For the first time since the program’s inception in 2008, the future of net metering will be a topic of discussion at a Florida Public Service Commission workshop, which is being held Thursday morning.

The workshop has come to be largely thanks to a letter, written by Rep. Lawrence McClure, R-Dover, in May. Rep. McClure tore into net metering and the residential solar industry as a whole, claiming that the exponential growth seen in the last decade has, at some level, been reliant upon “unscrupulous installers preying on” low- and middle-income families.

According to McClure, these families have been duped into thinking that they can afford solar installations that are beyond their means by being oversold the benefits of the federal investment tax credit and net metering.

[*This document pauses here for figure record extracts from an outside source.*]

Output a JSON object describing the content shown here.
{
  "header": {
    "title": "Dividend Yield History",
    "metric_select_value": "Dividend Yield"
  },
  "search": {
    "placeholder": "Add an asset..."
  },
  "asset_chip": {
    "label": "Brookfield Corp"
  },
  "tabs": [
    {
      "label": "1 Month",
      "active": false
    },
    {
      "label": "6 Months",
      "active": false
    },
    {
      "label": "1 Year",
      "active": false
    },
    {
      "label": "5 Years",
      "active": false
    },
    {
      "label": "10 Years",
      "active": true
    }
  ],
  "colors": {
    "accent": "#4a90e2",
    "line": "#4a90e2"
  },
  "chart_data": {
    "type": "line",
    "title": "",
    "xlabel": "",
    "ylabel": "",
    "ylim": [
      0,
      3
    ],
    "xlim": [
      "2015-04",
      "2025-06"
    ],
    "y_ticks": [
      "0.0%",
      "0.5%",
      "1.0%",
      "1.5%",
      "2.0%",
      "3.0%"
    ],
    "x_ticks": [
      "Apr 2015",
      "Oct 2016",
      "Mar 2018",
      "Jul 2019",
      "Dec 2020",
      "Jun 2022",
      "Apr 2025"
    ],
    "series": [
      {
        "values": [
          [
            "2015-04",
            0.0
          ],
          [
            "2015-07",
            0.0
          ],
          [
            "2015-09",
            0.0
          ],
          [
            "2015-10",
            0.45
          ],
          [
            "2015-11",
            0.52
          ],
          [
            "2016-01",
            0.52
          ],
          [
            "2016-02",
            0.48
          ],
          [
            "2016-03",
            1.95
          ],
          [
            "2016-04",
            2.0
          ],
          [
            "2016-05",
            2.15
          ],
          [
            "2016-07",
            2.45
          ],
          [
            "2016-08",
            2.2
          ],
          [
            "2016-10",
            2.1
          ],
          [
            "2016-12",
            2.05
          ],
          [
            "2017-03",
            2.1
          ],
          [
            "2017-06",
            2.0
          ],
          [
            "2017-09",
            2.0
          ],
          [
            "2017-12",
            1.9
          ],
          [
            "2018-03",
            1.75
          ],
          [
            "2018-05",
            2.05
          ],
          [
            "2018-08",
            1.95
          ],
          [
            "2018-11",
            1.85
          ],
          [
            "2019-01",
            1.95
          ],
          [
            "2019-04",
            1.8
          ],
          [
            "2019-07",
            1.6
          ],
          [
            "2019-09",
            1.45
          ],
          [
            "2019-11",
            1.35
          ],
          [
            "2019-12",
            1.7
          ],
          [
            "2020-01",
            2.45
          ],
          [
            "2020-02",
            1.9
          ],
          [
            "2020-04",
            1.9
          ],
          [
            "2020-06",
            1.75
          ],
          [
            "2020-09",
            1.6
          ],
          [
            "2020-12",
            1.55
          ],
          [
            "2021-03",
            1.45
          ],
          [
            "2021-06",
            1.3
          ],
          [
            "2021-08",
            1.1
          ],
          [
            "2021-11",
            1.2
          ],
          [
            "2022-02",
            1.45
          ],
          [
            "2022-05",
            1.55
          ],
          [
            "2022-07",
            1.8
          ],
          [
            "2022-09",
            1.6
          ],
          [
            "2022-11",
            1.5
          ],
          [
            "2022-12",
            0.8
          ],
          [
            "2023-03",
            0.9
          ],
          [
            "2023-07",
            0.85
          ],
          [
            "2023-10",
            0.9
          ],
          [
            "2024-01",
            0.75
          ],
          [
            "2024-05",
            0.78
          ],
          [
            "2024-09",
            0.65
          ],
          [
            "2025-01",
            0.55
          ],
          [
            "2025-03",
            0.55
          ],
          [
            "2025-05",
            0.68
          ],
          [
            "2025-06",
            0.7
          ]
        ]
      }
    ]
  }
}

The letter also brings up the argument that net metering customers unfairly shift the costs of necessary utility infrastructure improvements onto non-net metering customers, which again preys on low- and middle-income electricity customers by raising their bills.

McClure’s letter and the arguments within it were based on a study released by a group called Energy Fairness. Energy Fairness, formerly the Partnership for Affordable Clean Energy, is an anti-clean energy front group focused on advocating for the positions of fossil fuel and utility interests.

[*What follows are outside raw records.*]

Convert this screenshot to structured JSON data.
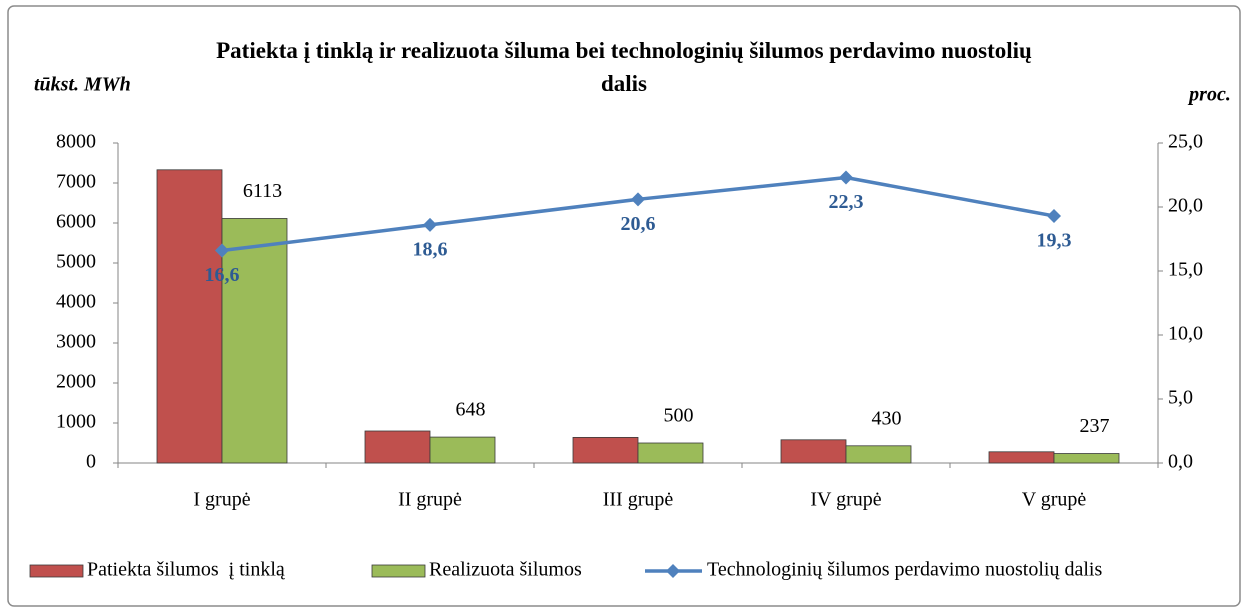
{
  "chart_data": {
    "type": "bar_line",
    "title": "Patiekta į tinklą ir realizuota šiluma bei technologinių šilumos perdavimo nuostolių dalis",
    "y_label": "tūkst. MWh",
    "y2_label": "proc.",
    "categories": [
      "I grupė",
      "II grupė",
      "III grupė",
      "IV grupė",
      "V grupė"
    ],
    "ylim": [
      0,
      8000
    ],
    "yticks": [
      0,
      1000,
      2000,
      3000,
      4000,
      5000,
      6000,
      7000,
      8000
    ],
    "y2lim": [
      0,
      25
    ],
    "y2ticks": [
      {
        "value": 0,
        "label": "0,0"
      },
      {
        "value": 5,
        "label": "5,0"
      },
      {
        "value": 10,
        "label": "10,0"
      },
      {
        "value": 15,
        "label": "15,0"
      },
      {
        "value": 20,
        "label": "20,0"
      },
      {
        "value": 25,
        "label": "25,0"
      }
    ],
    "series": [
      {
        "name": "Patiekta šilumos  į tinklą",
        "type": "bar",
        "color": "#c0504d",
        "values": [
          7330,
          800,
          640,
          580,
          280
        ]
      },
      {
        "name": "Realizuota šilumos",
        "type": "bar",
        "color": "#9bbb59",
        "values": [
          6113,
          648,
          500,
          430,
          237
        ]
      },
      {
        "name": "Technologinių šilumos perdavimo nuostolių dalis",
        "type": "line",
        "axis": "y2",
        "color": "#4f81bd",
        "values": [
          16.6,
          18.6,
          20.6,
          22.3,
          19.3
        ],
        "value_labels": [
          "16,6",
          "18,6",
          "20,6",
          "22,3",
          "19,3"
        ]
      }
    ]
  }
}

The group is indirectly linked to Southern Company’s Alabama Power through Matrix LLC, an opposition research and lobbying firm that has provided political consulting services to Alabama Power for decades.

Industry response

In a blog post for The Southern Alliance for Clean Energy, George Cavros, an energy policy attorney in Florida, calls the cost-shift arguments used by Energy Fairness “misleading at best,” and claims that the entire study is “a solution in search of a problem.”

Clarifying this, Cavros points to the comparatively low penetration of rooftop solar in Florida. As of 2019, there were fewer than 60,000 customer owned net-metered systems in Florida, compared to more than 10 million electricity customers. While the true figure fluctuated by utility, having less than 1% customers statewide participating in net metering net does not impose material operational or economic impacts on a utility’s system.

Cavros also disputes the cost-shift argument by bringing up that rooftop solar reduces the fuel burned by utilities to generate their own power and provides transmission and distribution benefits, namely reduced system stress. Instead of being an economic burden, net metering drives development and creates jobs, all while making our communities cleaner and more resilient in the face of dramatic weather.

Eyes on Thursday

While no policy decisions on the future of net metering in Florida will be made on Thursday, both sides will be presenting their arguments at the workshop. In addition to Cavros, thousands of ratepayers have filed public comments to regulators expressing their support for net metering.

The workshop will begin at 9:15 AM ET and will be available to stream in full on the Florida Public Service Commission’s website.